50. The central issue in this proceeding is whether or not the Settlement Agreement has vitality.

51. The Settlement Agreement is a proper subject for summary judgment since questions of law are involved in the construction and interpretation of its terms. [Mullen v. Tucker, (1987 Ind. App.), 510 N.E.2d 711.]

52. As set forth in Finding 27, Paragraph 2 of the Settlement Agreement states that "Prudential does not intend to affect the permanent water supply available to the Plaintiffs by mining the water resource in Newton and Jasper Counties." The Settlement Agreement is then conditioned upon Prudential complying with all orders of the Department which curtail irrigation to prevent mining.

53. The pronouncement of Prudential's intention not to mine expressed, at most, a subjective mental state which was immediate to execution of the Settlement Agreement. If the pronouncement was capable of breach, the breach must be established by some objective showing that on September 16, 1985, Prudential intended to mine the water resource in Newton and Jasper Counties. No evidence is presented which supports that proposition.

54. More properly, Paragraph 2 must be read as a whole and in context. Prudential did not promise not to mine. Prudential promised to comply with all orders of the Department which would curtail mining.
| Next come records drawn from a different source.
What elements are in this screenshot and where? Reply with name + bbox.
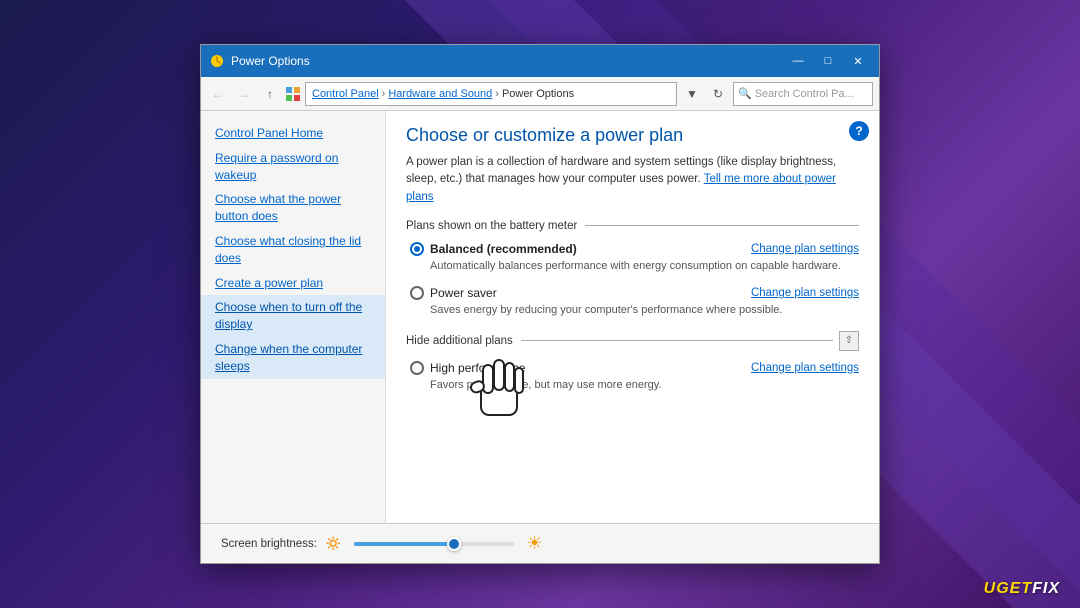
plans-section-label: Plans shown on the battery meter	[406, 220, 585, 232]
plan-power-saver-header: Power saver Change plan settings	[410, 286, 859, 300]
up-button[interactable]: ↑	[259, 83, 281, 105]
additional-plans-label: Hide additional plans	[406, 335, 521, 347]
sidebar: Control Panel Home Require a password on…	[201, 111, 386, 523]
window-controls: — □ ✕	[785, 51, 871, 71]
plan-power-saver: Power saver Change plan settings Saves e…	[406, 286, 859, 318]
plan-balanced-label[interactable]: Balanced (recommended)	[410, 242, 577, 256]
search-icon: 🔍	[738, 87, 752, 100]
plan-power-saver-name: Power saver	[430, 286, 497, 300]
plans-section-header: Plans shown on the battery meter	[406, 220, 859, 232]
plan-high-performance: High performance Change plan settings Fa…	[406, 361, 859, 393]
panel-description: A power plan is a collection of hardware…	[406, 154, 859, 206]
plan-power-saver-radio[interactable]	[410, 286, 424, 300]
back-button[interactable]: ←	[207, 83, 229, 105]
sidebar-item-turn-off-display[interactable]: Choose when to turn off the display	[201, 295, 385, 337]
plan-high-performance-label[interactable]: High performance	[410, 361, 525, 375]
address-path[interactable]: Control Panel › Hardware and Sound › Pow…	[305, 82, 677, 106]
sidebar-item-create-plan[interactable]: Create a power plan	[201, 271, 385, 296]
window-title: Power Options	[231, 54, 785, 68]
path-hardware-sound: Hardware and Sound	[388, 88, 492, 100]
search-box[interactable]: 🔍 Search Control Pa...	[733, 82, 873, 106]
forward-button[interactable]: →	[233, 83, 255, 105]
watermark: UGETFIX	[984, 580, 1060, 598]
additional-section-line	[521, 340, 833, 341]
additional-plans-toggle[interactable]: ⇧	[839, 331, 859, 351]
maximize-button[interactable]: □	[815, 51, 841, 71]
plan-balanced-radio[interactable]	[410, 242, 424, 256]
watermark-prefix: UGET	[984, 580, 1032, 597]
plan-balanced-change-link[interactable]: Change plan settings	[751, 243, 859, 255]
brightness-thumb[interactable]	[447, 537, 461, 551]
plan-balanced: Balanced (recommended) Change plan setti…	[406, 242, 859, 274]
brightness-slider[interactable]	[354, 542, 514, 546]
search-placeholder: Search Control Pa...	[755, 88, 854, 100]
sidebar-highlighted-area: Choose when to turn off the display Chan…	[201, 295, 385, 378]
refresh-button[interactable]: ↻	[707, 83, 729, 105]
dropdown-button[interactable]: ▼	[681, 83, 703, 105]
plan-balanced-header: Balanced (recommended) Change plan setti…	[410, 242, 859, 256]
close-button[interactable]: ✕	[845, 51, 871, 71]
bottom-bar: Screen brightness: 🔅 ☀	[201, 523, 879, 563]
sidebar-item-control-panel-home[interactable]: Control Panel Home	[201, 121, 385, 146]
section-line	[585, 225, 859, 226]
path-power-options: Power Options	[502, 88, 574, 100]
plan-high-performance-radio[interactable]	[410, 361, 424, 375]
brightness-icon-high: ☀	[526, 533, 542, 554]
plan-balanced-description: Automatically balances performance with …	[410, 259, 859, 274]
sidebar-spacer	[201, 379, 385, 523]
plan-power-saver-description: Saves energy by reducing your computer's…	[410, 303, 859, 318]
main-content: Control Panel Home Require a password on…	[201, 111, 879, 523]
help-button[interactable]: ?	[849, 121, 869, 141]
title-bar: Power Options — □ ✕	[201, 45, 879, 77]
plan-high-performance-name: High performance	[430, 361, 525, 375]
sidebar-item-lid-close[interactable]: Choose what closing the lid does	[201, 229, 385, 271]
plan-high-performance-description: Favors performance, but may use more ene…	[410, 378, 859, 393]
power-options-window: Power Options — □ ✕ ← → ↑ Control Panel …	[200, 44, 880, 564]
address-bar: ← → ↑ Control Panel › Hardware and Sound…	[201, 77, 879, 111]
right-panel: ? Choose or customize a power plan A pow…	[386, 111, 879, 523]
minimize-button[interactable]: —	[785, 51, 811, 71]
additional-plans-section-header: Hide additional plans ⇧	[406, 331, 859, 351]
brightness-label: Screen brightness:	[221, 538, 317, 550]
plan-power-saver-change-link[interactable]: Change plan settings	[751, 287, 859, 299]
window-icon	[209, 53, 225, 69]
plan-power-saver-label[interactable]: Power saver	[410, 286, 497, 300]
brightness-icon-low: 🔅	[325, 535, 342, 552]
sidebar-item-change-sleep[interactable]: Change when the computer sleeps	[201, 337, 385, 379]
watermark-suffix: FIX	[1032, 580, 1060, 597]
plan-high-performance-change-link[interactable]: Change plan settings	[751, 362, 859, 374]
control-panel-icon	[285, 86, 301, 102]
sidebar-item-require-password[interactable]: Require a password on wakeup	[201, 146, 385, 188]
plan-balanced-name: Balanced (recommended)	[430, 242, 577, 256]
sidebar-item-power-button[interactable]: Choose what the power button does	[201, 187, 385, 229]
panel-title: Choose or customize a power plan	[406, 125, 859, 146]
path-control-panel: Control Panel	[312, 88, 379, 100]
plan-high-performance-header: High performance Change plan settings	[410, 361, 859, 375]
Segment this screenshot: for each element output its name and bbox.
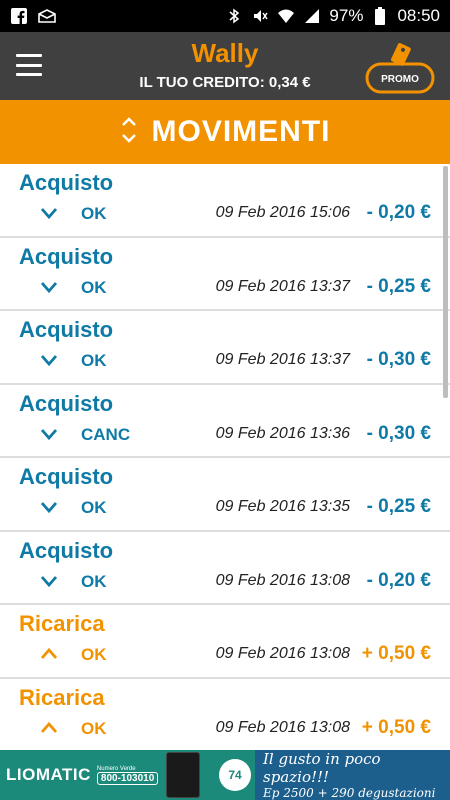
transaction-row[interactable]: Ricarica OK 09 Feb 2016 13:08 + 0,50 € bbox=[0, 605, 450, 679]
wifi-icon bbox=[277, 7, 295, 25]
vending-machine-image bbox=[166, 752, 201, 798]
ad-phone-block: Numero Verde 800-103010 bbox=[96, 765, 159, 785]
ad-slogan-line1: Il gusto in poco spazio!!! bbox=[263, 750, 381, 786]
battery-icon bbox=[371, 7, 389, 25]
transaction-row[interactable]: Acquisto OK 09 Feb 2016 13:37 - 0,25 € bbox=[0, 238, 450, 311]
transaction-status: OK bbox=[81, 718, 107, 738]
transaction-row[interactable]: Acquisto OK 09 Feb 2016 15:06 - 0,20 € bbox=[0, 164, 450, 238]
transaction-amount: - 0,30 € bbox=[366, 422, 431, 444]
chevron-down-icon[interactable] bbox=[40, 425, 58, 443]
transaction-type: Acquisto bbox=[19, 464, 114, 489]
ad-banner[interactable]: LIOMATIC Numero Verde 800-103010 74 Il g… bbox=[0, 750, 450, 800]
chevron-down-icon[interactable] bbox=[40, 498, 58, 516]
transaction-row[interactable]: Acquisto CANC 09 Feb 2016 13:36 - 0,30 € bbox=[0, 385, 450, 458]
transaction-status: OK bbox=[81, 645, 107, 664]
app-bar: Wally IL TUO CREDITO: 0,34 € PROMO bbox=[0, 32, 450, 100]
ad-banner-brand: LIOMATIC Numero Verde 800-103010 bbox=[0, 750, 215, 800]
transaction-amount: - 0,30 € bbox=[366, 349, 431, 370]
ad-slogan: Il gusto in poco spazio!!! Ep 2500 + 290… bbox=[255, 750, 450, 800]
battery-level: 97% bbox=[329, 6, 364, 25]
chevron-up-icon[interactable] bbox=[40, 719, 58, 737]
transaction-amount: - 0,25 € bbox=[366, 275, 431, 297]
ad-brand-name: LIOMATIC bbox=[6, 765, 91, 784]
scrollbar[interactable] bbox=[443, 166, 448, 398]
chevron-down-icon[interactable] bbox=[40, 572, 58, 590]
facebook-icon bbox=[10, 7, 28, 25]
transaction-row[interactable]: Acquisto OK 09 Feb 2016 13:37 - 0,30 € bbox=[0, 311, 450, 385]
transaction-type: Acquisto bbox=[19, 390, 114, 416]
transaction-type: Acquisto bbox=[19, 170, 114, 195]
transactions-list[interactable]: Acquisto OK 09 Feb 2016 15:06- 0,20 € Acqui… bbox=[0, 164, 450, 750]
ad-phone-number: 800-103010 bbox=[96, 771, 159, 785]
transaction-type: Ricarica bbox=[19, 611, 105, 636]
ad-phone-label: Numero Verde bbox=[96, 765, 136, 772]
transaction-date: 09 Feb 2016 13:37 bbox=[215, 277, 350, 295]
transaction-status: OK bbox=[81, 277, 107, 297]
transaction-status: CANC bbox=[81, 424, 131, 444]
transaction-date: 09 Feb 2016 13:36 bbox=[215, 424, 350, 442]
bluetooth-icon bbox=[225, 7, 243, 25]
transaction-date: 09 Feb 2016 13:35 bbox=[215, 498, 350, 515]
promo-tag-icon bbox=[365, 43, 435, 94]
mute-icon bbox=[251, 7, 269, 25]
mail-icon bbox=[38, 7, 56, 25]
sort-icon[interactable] bbox=[120, 115, 138, 150]
transaction-status: OK bbox=[81, 351, 107, 370]
transaction-date: 09 Feb 2016 13:08 bbox=[215, 645, 350, 662]
status-bar: 97% 08:50 bbox=[0, 0, 450, 32]
transaction-type: Acquisto bbox=[19, 243, 114, 269]
transaction-date: 09 Feb 2016 13:08 bbox=[215, 718, 350, 736]
promo-button[interactable]: PROMO bbox=[364, 40, 436, 96]
signal-icon bbox=[303, 7, 321, 25]
section-title: MOVIMENTI bbox=[151, 115, 331, 148]
chevron-down-icon[interactable] bbox=[40, 351, 58, 369]
chevron-down-icon[interactable] bbox=[40, 204, 58, 222]
ad-slogan-line2: Ep 2500 + 290 degustazioni bbox=[263, 786, 436, 800]
promo-label: PROMO bbox=[381, 74, 419, 85]
clock: 08:50 bbox=[397, 6, 440, 25]
transaction-amount: - 0,20 € bbox=[366, 569, 431, 591]
transaction-status: OK bbox=[81, 498, 107, 517]
transaction-amount: - 0,25 € bbox=[366, 496, 431, 517]
transaction-status: OK bbox=[81, 204, 107, 223]
transaction-row[interactable]: Acquisto OK 09 Feb 2016 13:35 - 0,25 € bbox=[0, 458, 450, 532]
chevron-up-icon[interactable] bbox=[40, 645, 58, 663]
section-header: MOVIMENTI bbox=[0, 100, 450, 164]
transaction-row[interactable]: Acquisto OK 09 Feb 2016 13:08 - 0,20 € bbox=[0, 532, 450, 605]
ad-badge: 74 bbox=[219, 759, 251, 791]
transaction-date: 09 Feb 2016 15:06 bbox=[215, 204, 350, 221]
transaction-type: Acquisto bbox=[19, 537, 114, 563]
transaction-amount: - 0,20 € bbox=[366, 202, 431, 223]
transaction-type: Acquisto bbox=[19, 317, 114, 342]
transaction-type: Ricarica bbox=[19, 684, 105, 710]
transaction-row[interactable]: Ricarica OK 09 Feb 2016 13:08 + 0,50 € bbox=[0, 679, 450, 751]
ad-badge-area: 74 bbox=[215, 750, 255, 800]
transaction-amount: + 0,50 € bbox=[361, 716, 431, 738]
transaction-date: 09 Feb 2016 13:37 bbox=[215, 351, 350, 368]
transaction-amount: + 0,50 € bbox=[361, 643, 431, 664]
transaction-status: OK bbox=[81, 571, 107, 591]
transaction-date: 09 Feb 2016 13:08 bbox=[215, 571, 350, 589]
chevron-down-icon[interactable] bbox=[40, 278, 58, 296]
55. Orders issued by the Department under the ground water emergency chapter are not fashioned upon a determination that mining has occurred; nor does the definition of "to mine" used in the Settlement Agreement have application in the ground water emergency chapter.

56. The evidence is, however, unrefuted that Prudential has complied with all orders by the Department which curtail its irrigation. [Kuss Deposition, page 28; Deposition of Mark Basch taken on February 28, 1989, page 12.]
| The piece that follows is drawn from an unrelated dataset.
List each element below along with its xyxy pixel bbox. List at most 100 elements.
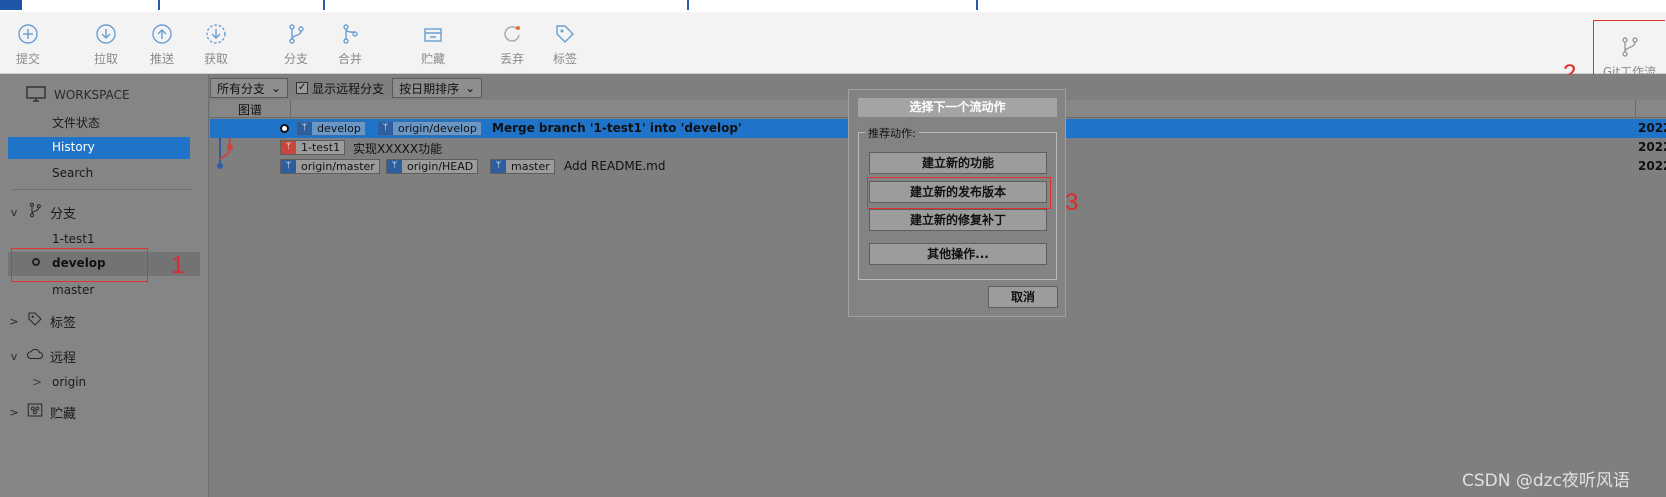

57. Prudential has not breached the terms of Paragraph 2 of the Settlement Agreement.

58. As provided in Finding 28, Paragraph 9 provides that Kuss and the other Plaintiffs in the civil action did "remise, release and forever discharge Prudential... from all liabilities, claims and causes of action for all damages to date and for all damages which may be hereinafter incurred as a result of Prudential's well siting, water pumping and irrigation operations to date as well as Prudential's future water pumping and irrigation operations.

59. The Settlement Agreement covers future damages and acknowledged that Prudential might continue irrigation.

60. The Settlement Agreement has application to claims arising subsequent to its execution.

61. The Settlement Agreement constitutes an affirmative defense in favor of Prudential and against Kuss releasing Prudential from liability under IC 13-2-2.5-10(b)(2) and IC 13-22.5-10(b)(3).

62. A genuine issue as to a material fact does not exist in this proceeding. As a consequence of the Settlement Agreement, Prudential is entitled to a judgment in its favor as a matter of law.